Junggar Basin, Chinees (Pinyin) Zhunga’er Pendi of (Wade-Giles romanization) Chun-ko-erh P’en-ti, conventioneel Dzungarian Basin, uitgestrekt bekken in de Uygur Autonome Regio Xinjiang, noordwestelijk China.
Het bekken ligt tussen het Mongoolse Altai-gebergte, op de grens van China en Mongolië, in het noorden, en het Borohoro-gebergte (Poluokenu) en het Eren Habirga-gebergte, in het zuiden; deze laatste lopen oostelijk en westelijk onmiddellijk ten noorden van de Tien Shan (“Hemels Gebergte”). In het oosten en zuidoosten wordt het bekken begrensd door respectievelijk het Baytag Bogd (Baytik) en het Bogda gebergte.
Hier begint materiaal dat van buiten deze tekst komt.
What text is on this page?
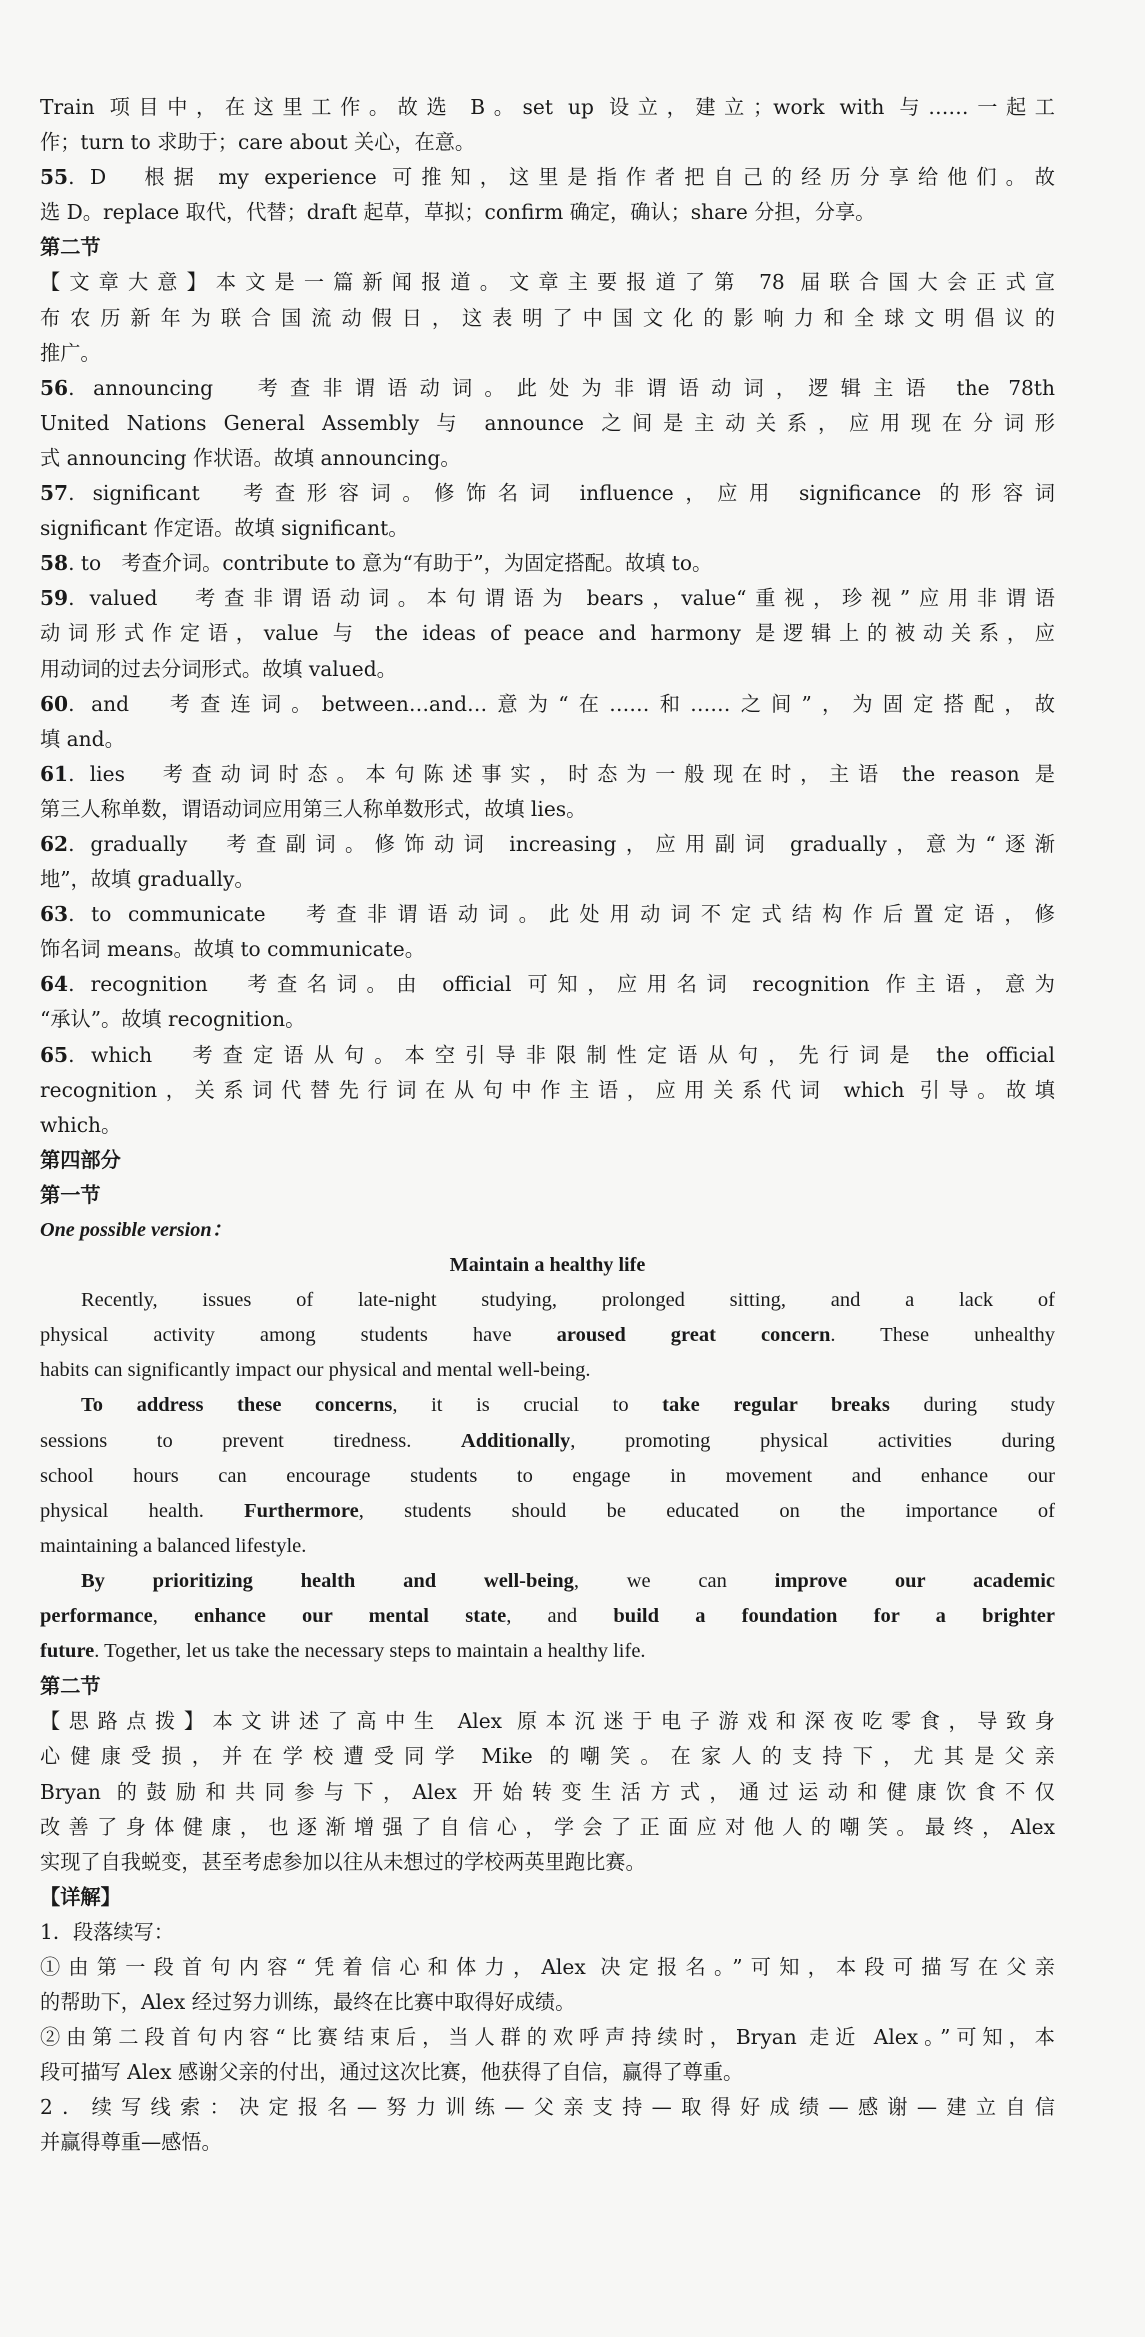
Train 项目中，在这里工作。故选 B。set up 设立，建立；work with 与……一起工
作；turn to 求助于；care about 关心，在意。
55. D　根据 my experience 可推知，这里是指作者把自己的经历分享给他们。故
选 D。replace 取代，代替；draft 起草，草拟；confirm 确定，确认；share 分担，分享。
第二节
【文章大意】本文是一篇新闻报道。文章主要报道了第 78 届联合国大会正式宣
布农历新年为联合国流动假日，这表明了中国文化的影响力和全球文明倡议的
推广。
56. announcing　考查非谓语动词。此处为非谓语动词，逻辑主语 the 78th
United Nations General Assembly 与 announce 之间是主动关系，应用现在分词形
式 announcing 作状语。故填 announcing。
57. significant　考查形容词。修饰名词 influence，应用 significance 的形容词
significant 作定语。故填 significant。
58. to　考查介词。contribute to 意为“有助于”，为固定搭配。故填 to。
59. valued　考查非谓语动词。本句谓语为 bears，value“重视，珍视”应用非谓语
动词形式作定语，value 与 the ideas of peace and harmony 是逻辑上的被动关系，应
用动词的过去分词形式。故填 valued。
60. and　考查连词。between…and…意为“在……和……之间”，为固定搭配，故
填 and。
61. lies　考查动词时态。本句陈述事实，时态为一般现在时，主语 the reason 是
第三人称单数，谓语动词应用第三人称单数形式，故填 lies。
62. gradually　考查副词。修饰动词 increasing，应用副词 gradually，意为“逐渐
地”，故填 gradually。
63. to communicate　考查非谓语动词。此处用动词不定式结构作后置定语，修
饰名词 means。故填 to communicate。
64. recognition　考查名词。由 official 可知，应用名词 recognition 作主语，意为
“承认”。故填 recognition。
65. which　考查定语从句。本空引导非限制性定语从句，先行词是 the official
recognition，关系词代替先行词在从句中作主语，应用关系代词 which 引导。故填
which。
第四部分
第一节
One possible version：
Maintain a healthy life
Recently, issues of late-night studying, prolonged sitting, and a lack of
physical activity among students have aroused great concern. These unhealthy
habits can significantly impact our physical and mental well-being.
To address these concerns, it is crucial to take regular breaks during study
sessions to prevent tiredness. Additionally, promoting physical activities during
school hours can encourage students to engage in movement and enhance our
physical health. Furthermore, students should be educated on the importance of
maintaining a balanced lifestyle.
By prioritizing health and well-being, we can improve our academic
performance, enhance our mental state, and build a foundation for a brighter
future. Together, let us take the necessary steps to maintain a healthy life.
第二节
【思路点拨】本文讲述了高中生 Alex 原本沉迷于电子游戏和深夜吃零食，导致身
心健康受损，并在学校遭受同学 Mike 的嘲笑。在家人的支持下，尤其是父亲
Bryan 的鼓励和共同参与下，Alex 开始转变生活方式，通过运动和健康饮食不仅
改善了身体健康，也逐渐增强了自信心，学会了正面应对他人的嘲笑。最终，Alex
实现了自我蜕变，甚至考虑参加以往从未想过的学校两英里跑比赛。
【详解】
1．段落续写：
①由第一段首句内容“凭着信心和体力，Alex 决定报名。”可知，本段可描写在父亲
的帮助下，Alex 经过努力训练，最终在比赛中取得好成绩。
②由第二段首句内容“比赛结束后，当人群的欢呼声持续时，Bryan 走近 Alex。”可知，本
段可描写 Alex 感谢父亲的付出，通过这次比赛，他获得了自信，赢得了尊重。
2．续写线索：决定报名—努力训练—父亲支持—取得好成绩—感谢—建立自信
并赢得尊重—感悟。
De westelijke grens van het bekken wordt bepaald door de Dzungarische bergketens Alatau en Tarbagatay (Ta’erbahatai), die het scheiden van de depressie van het Balqashmeer in Kazachstan.
De belangrijkste pas door de westelijke bergketens is de zogenaamde Dzungarische Poort (Junggar Men), die leidt naar het Alakölmeer en het Balqashmeer in Kazachstan. In het uiterste noorden mondt de Irtysh-rivier (Ertix) uit in het Zaysan-meer over de grens met Kazachstan. Voor het overige is het Junggar-bekken een gebied van interne afwatering, waarbij de rivieren van de Altai in het Jili-meer uitmonden en die van de zuidelijke bergketens in het Manasi- of het Aibi-meer (Ebinur) in de laaggelegen depressie onmiddellijk ten zuidoosten van de Dzungaarse Poort. De hele depressie ligt tussen 500 en 1000 meter boven de zeespiegel, met een algemene helling van noordoost naar zuidwest, waar het Aibi-meer op een hoogte van iets meer dan 190 meter ligt.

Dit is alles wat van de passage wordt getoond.